James Dean tornerà sul grande schermo ricreato in CGI

L'icona James Dean torna sul grande schermo con l'ausilio di CGI in "Finding Jack", un nuovo film sulla guerra del Vietnam.

James Dean sta tornando sul grande schermo. Dean con un paio di classici come Gioventù bruciata e Il gigante è diventata una delle figure più iconiche del cinema americano, prima della sua prematura scomparsa in un incidente d'auto nel 1955 all'età di 24 anni.

Ora grazie alla rivoluzionaria tecnologia digitale, Dean sarà resuscitato per Finding Jack, un nuovo film sulla guerra del Vietnam. A questa notizia Twitter si è sollevato, tra i tweet c'è anche un Chris Evans inorridito all'idea.

Questa cosa è terribile. Forse potremmo avere un computer per dipingerci un nuovo Picasso. Oppure scrivere un paio di nuovi brani di John Lennon.

 

Secondo quanto riferito i registi Anton Ernst e Tati Golykh sono alla base del progetto e hanno ottenuto i diritti per usare l'immagine di James Dean dalla sua famiglia. Tramite la loro compagnia Magic City Films useranno CGI in collaborazione con il canadese Imagine Engine e il MOI Worldwide con sede in Sudafrica per riportare l'attore in "Finding Jack". Usando ciò che viene descritto come CGI "full body", Dean verrà portato nel film che sarà completamente live-action, con i realizzatori che promettono "una versione realistica di James Dean". Un altro attore sarà scelto per fornire la voce di Dean.
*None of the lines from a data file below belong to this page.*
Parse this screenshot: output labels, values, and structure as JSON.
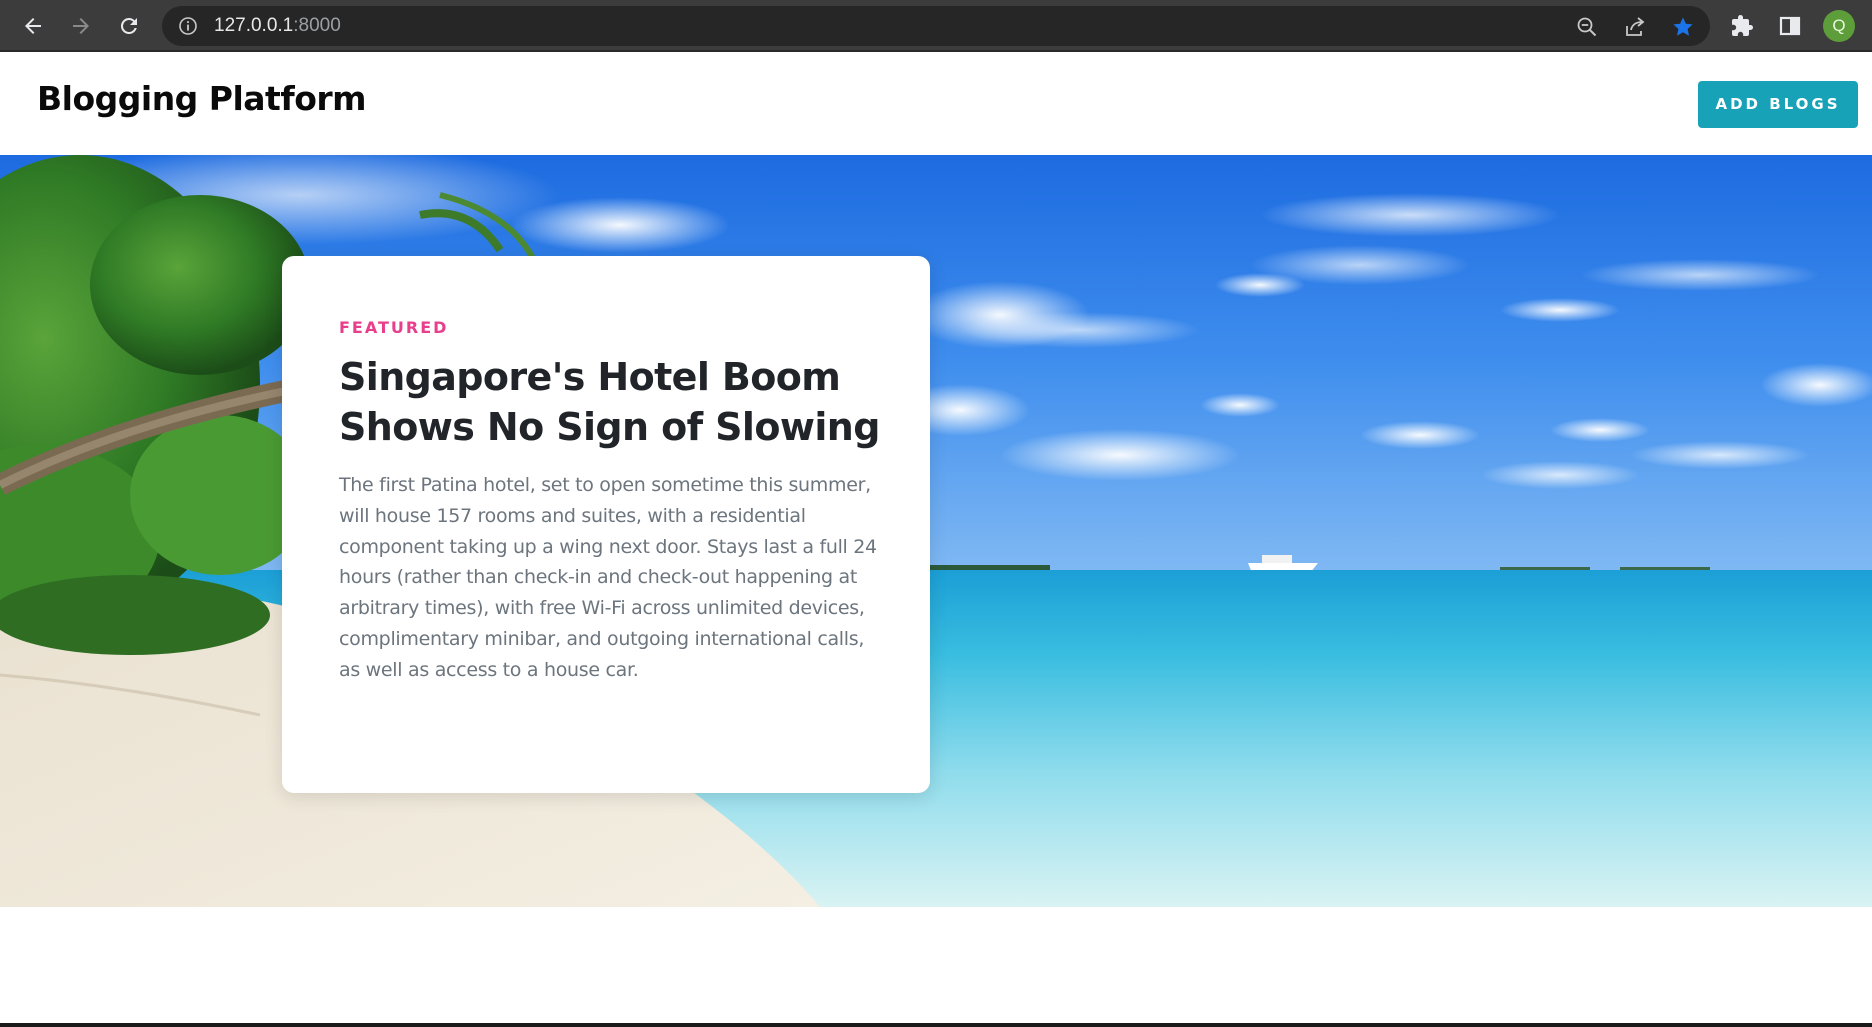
{
  "browser": {
    "url_host": "127.0.0.1",
    "url_port": ":8000",
    "profile_initial": "Q",
    "icons": {
      "back": "arrow-left-icon",
      "forward": "arrow-right-icon",
      "reload": "reload-icon",
      "site_info": "info-icon",
      "zoom": "zoom-out-icon",
      "share": "share-icon",
      "bookmark": "star-icon",
      "extensions": "puzzle-icon",
      "side_panel": "side-panel-icon"
    },
    "colors": {
      "bookmark_star": "#1a73e8",
      "avatar": "#5e9e3a"
    }
  },
  "header": {
    "site_title": "Blogging Platform",
    "add_button_label": "ADD BLOGS",
    "add_button_color": "#17a2b8"
  },
  "hero": {
    "background": "tropical-beach-photo",
    "card": {
      "label": "FEATURED",
      "label_color": "#e83e8c",
      "title": "Singapore's Hotel Boom Shows No Sign of Slowing",
      "excerpt": "The first Patina hotel, set to open sometime this summer, will house 157 rooms and suites, with a residential component taking up a wing next door. Stays last a full 24 hours (rather than check-in and check-out happening at arbitrary times), with free Wi-Fi across unlimited devices, complimentary minibar, and outgoing international calls, as well as access to a house car."
    }
  }
}
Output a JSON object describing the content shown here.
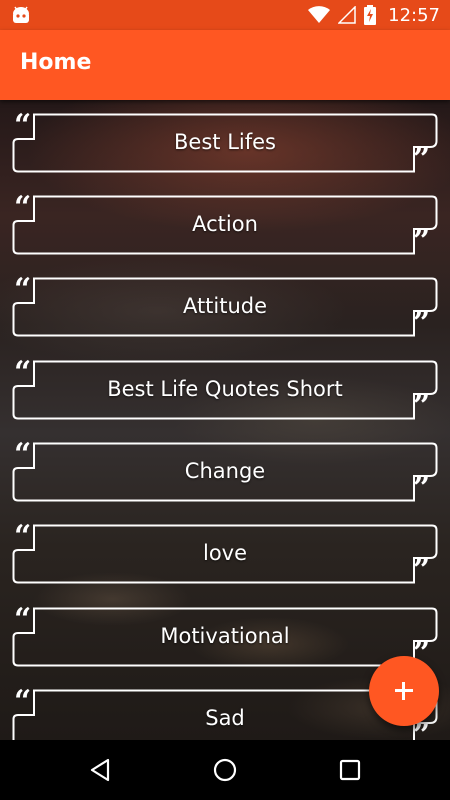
{
  "status_bar": {
    "time": "12:57",
    "icons": [
      "android-icon",
      "wifi-icon",
      "signal-icon",
      "battery-charging-icon"
    ]
  },
  "app_bar": {
    "title": "Home"
  },
  "categories": [
    {
      "label": "Best Lifes"
    },
    {
      "label": "Action"
    },
    {
      "label": "Attitude"
    },
    {
      "label": "Best Life Quotes Short"
    },
    {
      "label": "Change"
    },
    {
      "label": "love"
    },
    {
      "label": "Motivational"
    },
    {
      "label": "Sad"
    }
  ],
  "fab": {
    "icon": "plus-icon"
  },
  "nav_bar": {
    "icons": [
      "back-icon",
      "home-icon",
      "recents-icon"
    ]
  },
  "colors": {
    "status_bar": "#e64a19",
    "app_bar": "#ff5722",
    "fab": "#ff5722",
    "text": "#ffffff"
  }
}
Ernst ha parlato del progetto in una dichiarazione.

Abbiamo cercato in lungo e largo il personaggio perfetto per interpretare il ruolo di Rogan, personaggio che ha un arco narrativo estremamente complesso, e dopo mesi di ricerche, abbiamo optato per James Dean. Siamo molto onorati che la sua famiglia ci sostenga e prenderemo ogni precauzione per garantire che la sua eredità come una delle star più epiche del cinema sia mantenuta perfettamente intatta. La famiglia vede questo come il suo quarto film, un film che non è mai stato in grado di realizzare. Non intendiamo deludere i suoi fan.

 

Basato sul romanzo omonimo di Gareth Crocker, "Finding Jack" è incentrato sull'abbandono di 10.000 cani da guerra alla fine del conflitto in Vietnam. Il personaggio di James Dean, Rogan, è uno dei ruoli principali.
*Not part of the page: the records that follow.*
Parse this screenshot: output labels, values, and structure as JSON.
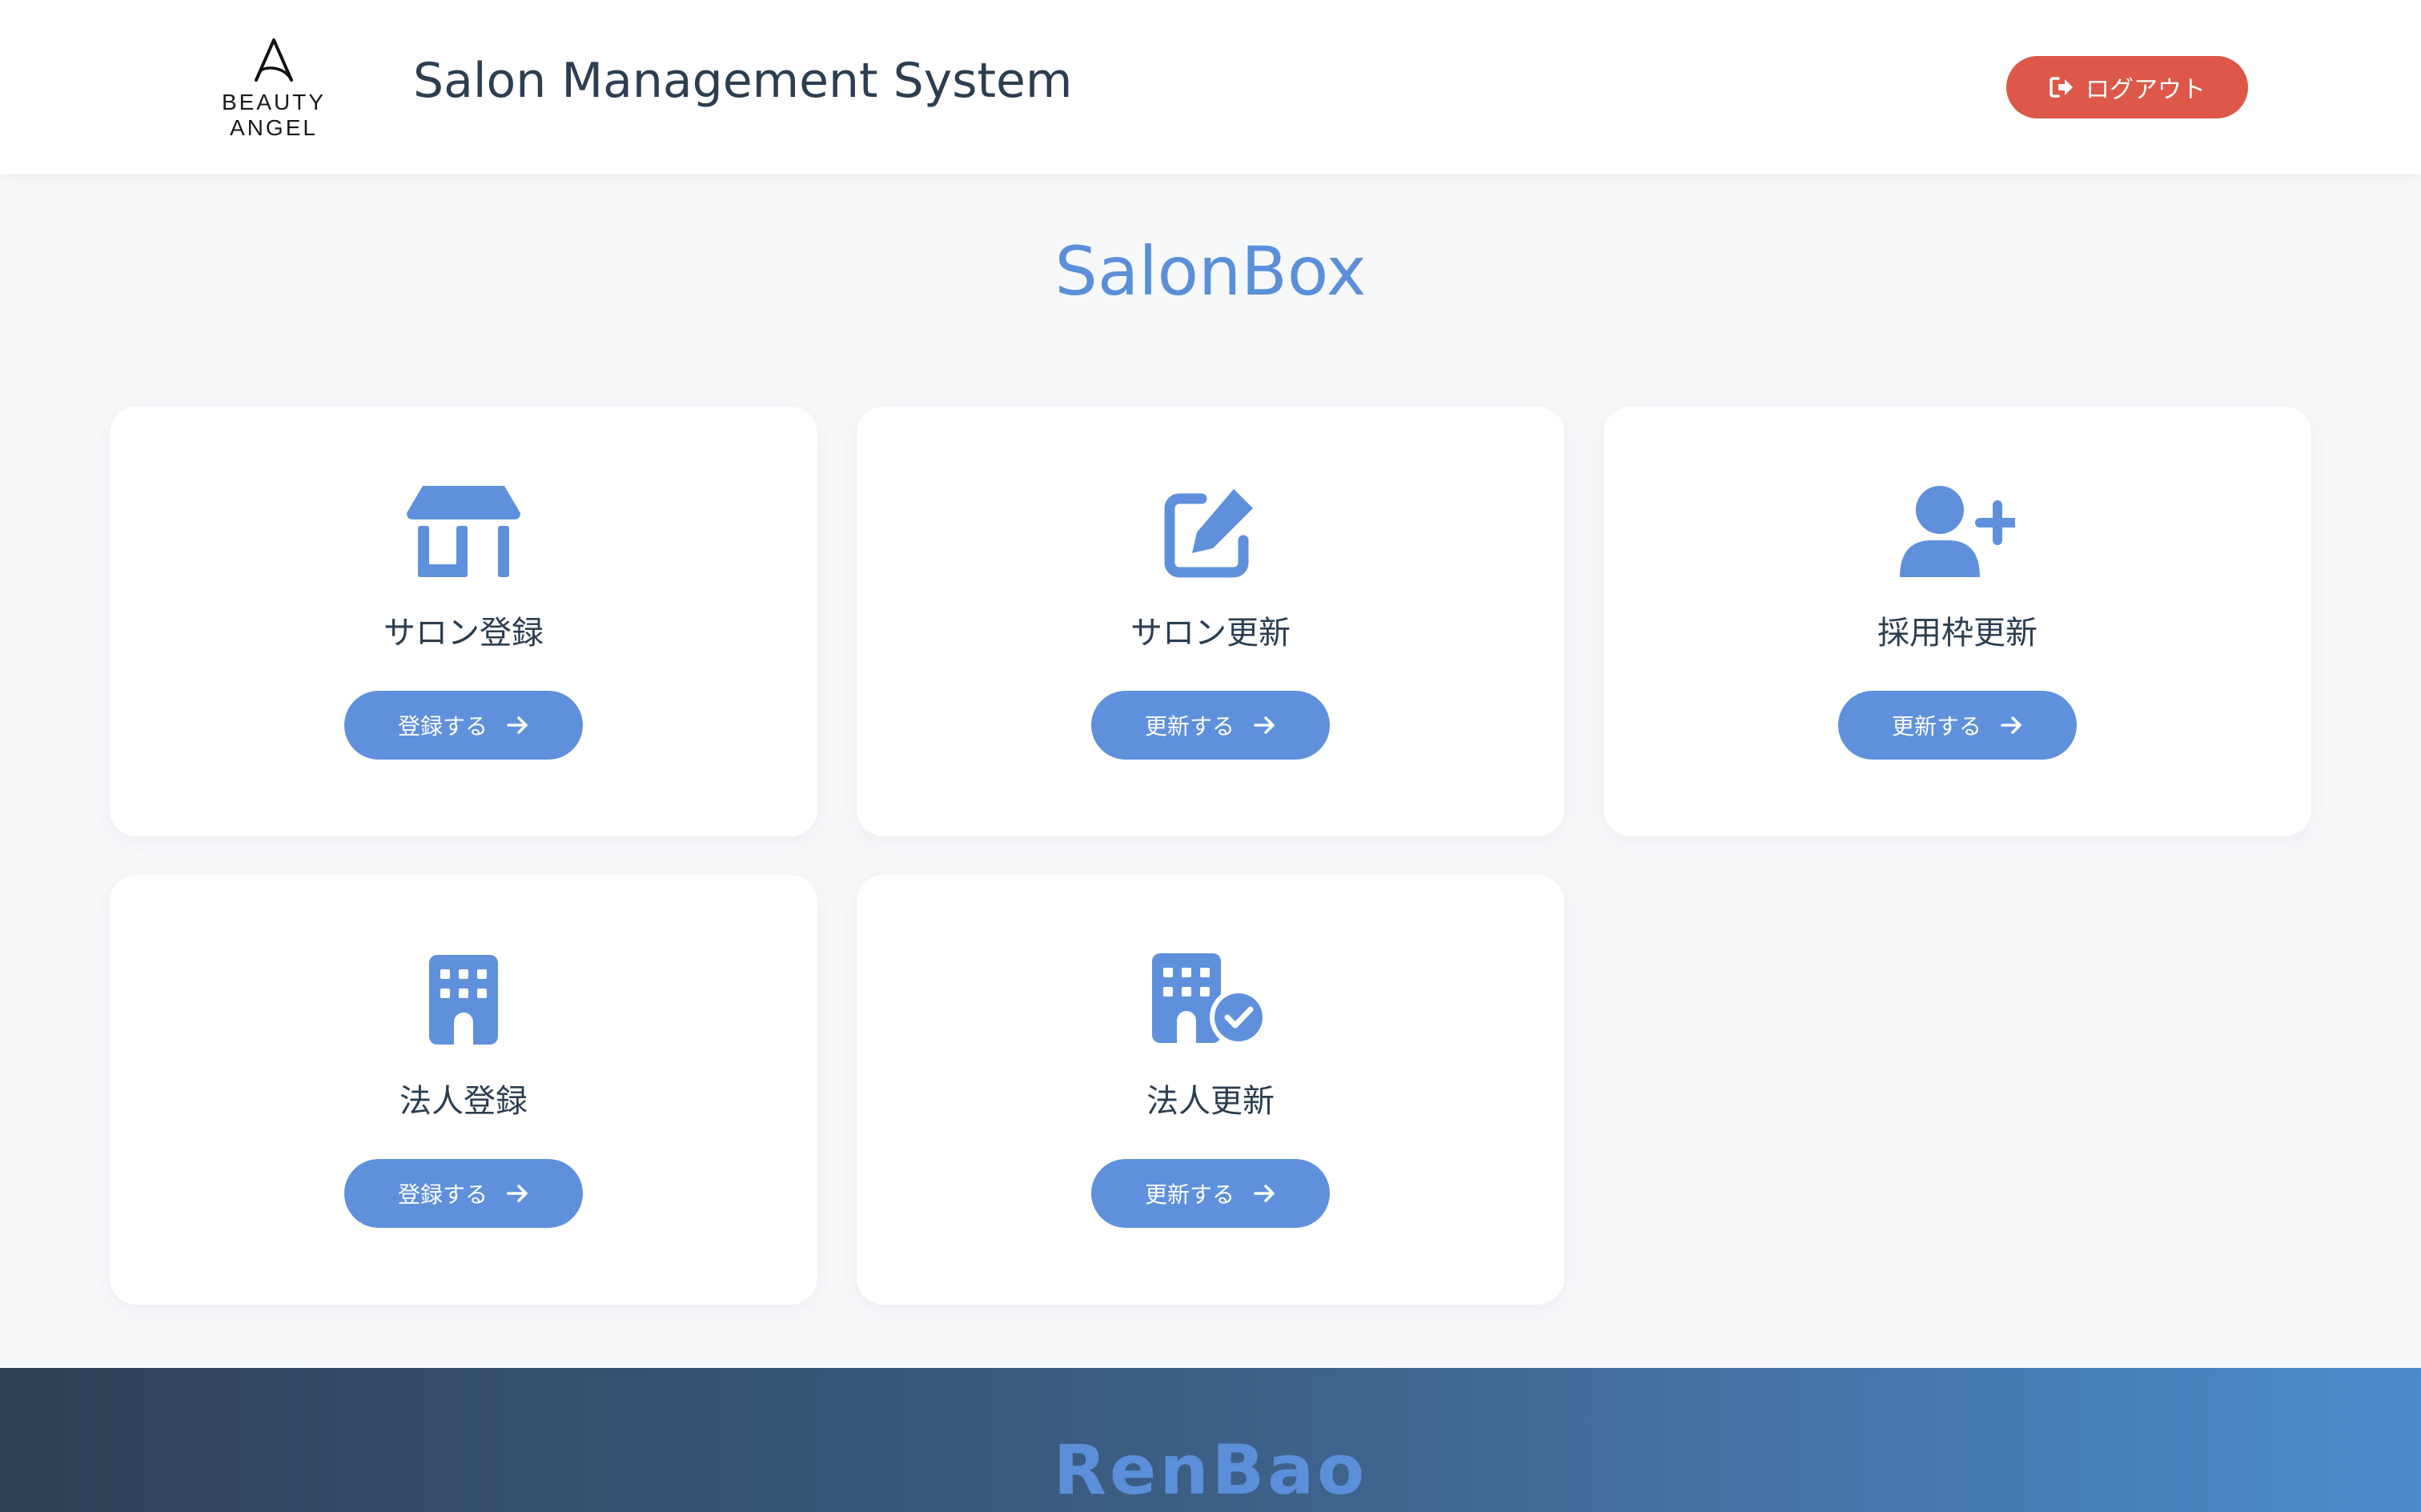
{
  "header": {
    "logo_text": "BEAUTY ANGEL",
    "app_title": "Salon Management System",
    "logout_label": "ログアウト"
  },
  "main": {
    "title": "SalonBox",
    "cards": [
      {
        "icon": "store-icon",
        "label": "サロン登録",
        "button_label": "登録する"
      },
      {
        "icon": "edit-icon",
        "label": "サロン更新",
        "button_label": "更新する"
      },
      {
        "icon": "user-plus-icon",
        "label": "採用枠更新",
        "button_label": "更新する"
      },
      {
        "icon": "building-icon",
        "label": "法人登録",
        "button_label": "登録する"
      },
      {
        "icon": "building-check-icon",
        "label": "法人更新",
        "button_label": "更新する"
      }
    ]
  },
  "footer": {
    "brand": "RenBao"
  },
  "colors": {
    "accent": "#5f90dc",
    "title_blue": "#5b8fd9",
    "logout_red": "#dd5848",
    "text_dark": "#2c3e50"
  }
}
Secondo Anton Ernst è solo questione di tempo prima che questo utilizzo di tecnologia su icone cinematografiche defunte diventi una consuetudine.
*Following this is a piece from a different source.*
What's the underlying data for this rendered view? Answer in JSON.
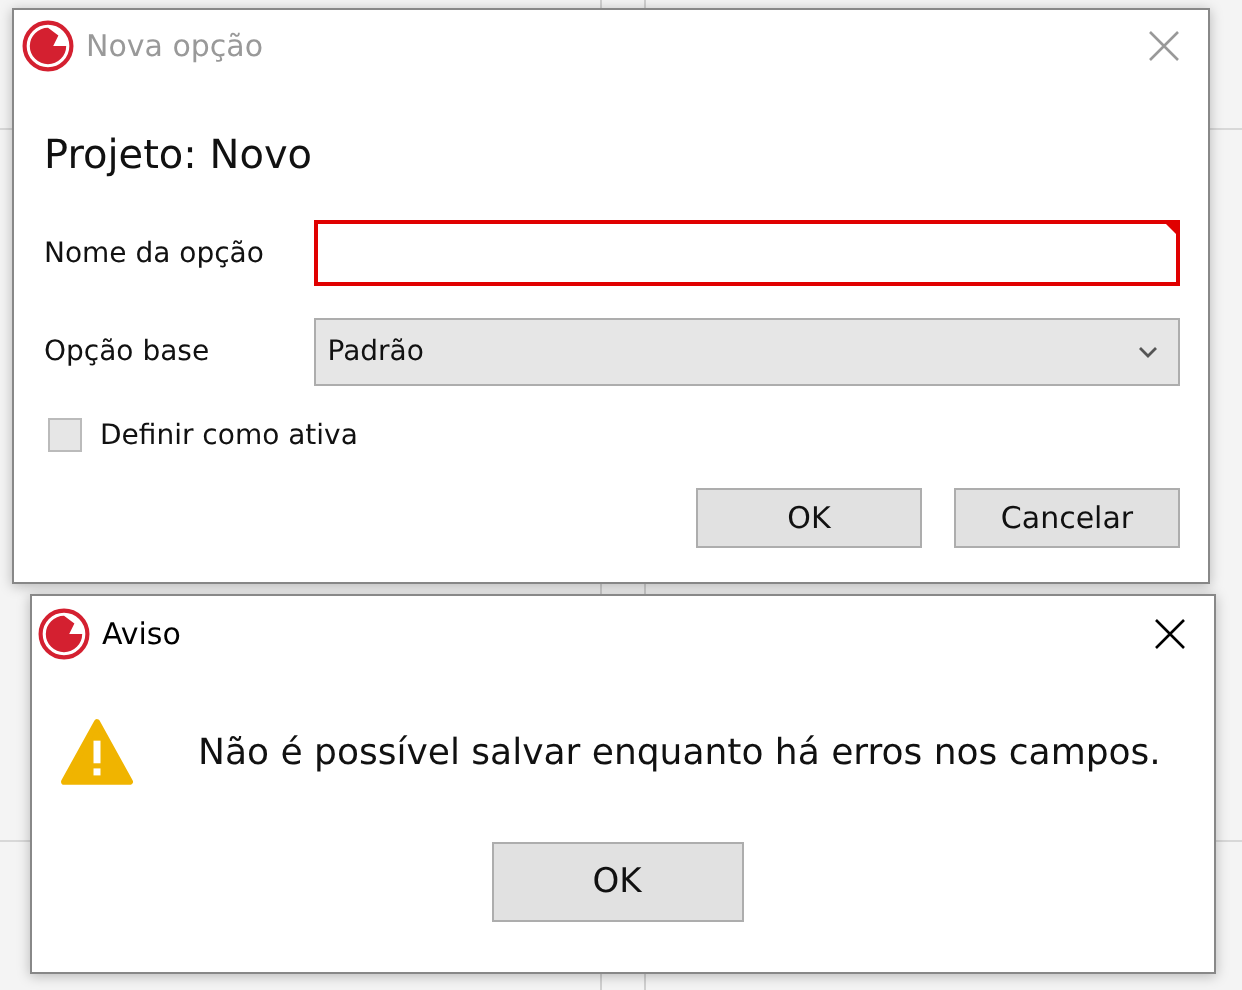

I nostri partner in Sudafrica sono molto entusiasti di questo, poiché questa tecnologia verrebbe anche impiegata per ricreare icone storiche come Nelson Mandela per raccontare storie significative del patrimonio culturale.

 

Quel che appare certo è che ormai la tecnologia applicata alle performance degli attori è pane quotidiano per il cinema, vedi il recente The Irishman di Scorsese con gli attori ringiovaniti digitalmente o l'impressionante Grand Moff Tarkin di Peter Cushing riportato in vita con CGI di ultima generazione in Rogue One: A Star Wars Story. Naturale Evoluzione del linguaggio cinematografico a prescindere, resta il dubbio se l'utilizzo dell'immagine di attori passati a miglior vita sia un sentito omaggio o uno sfruttamento postumo, una linea sottile non sempre ben distinguibile.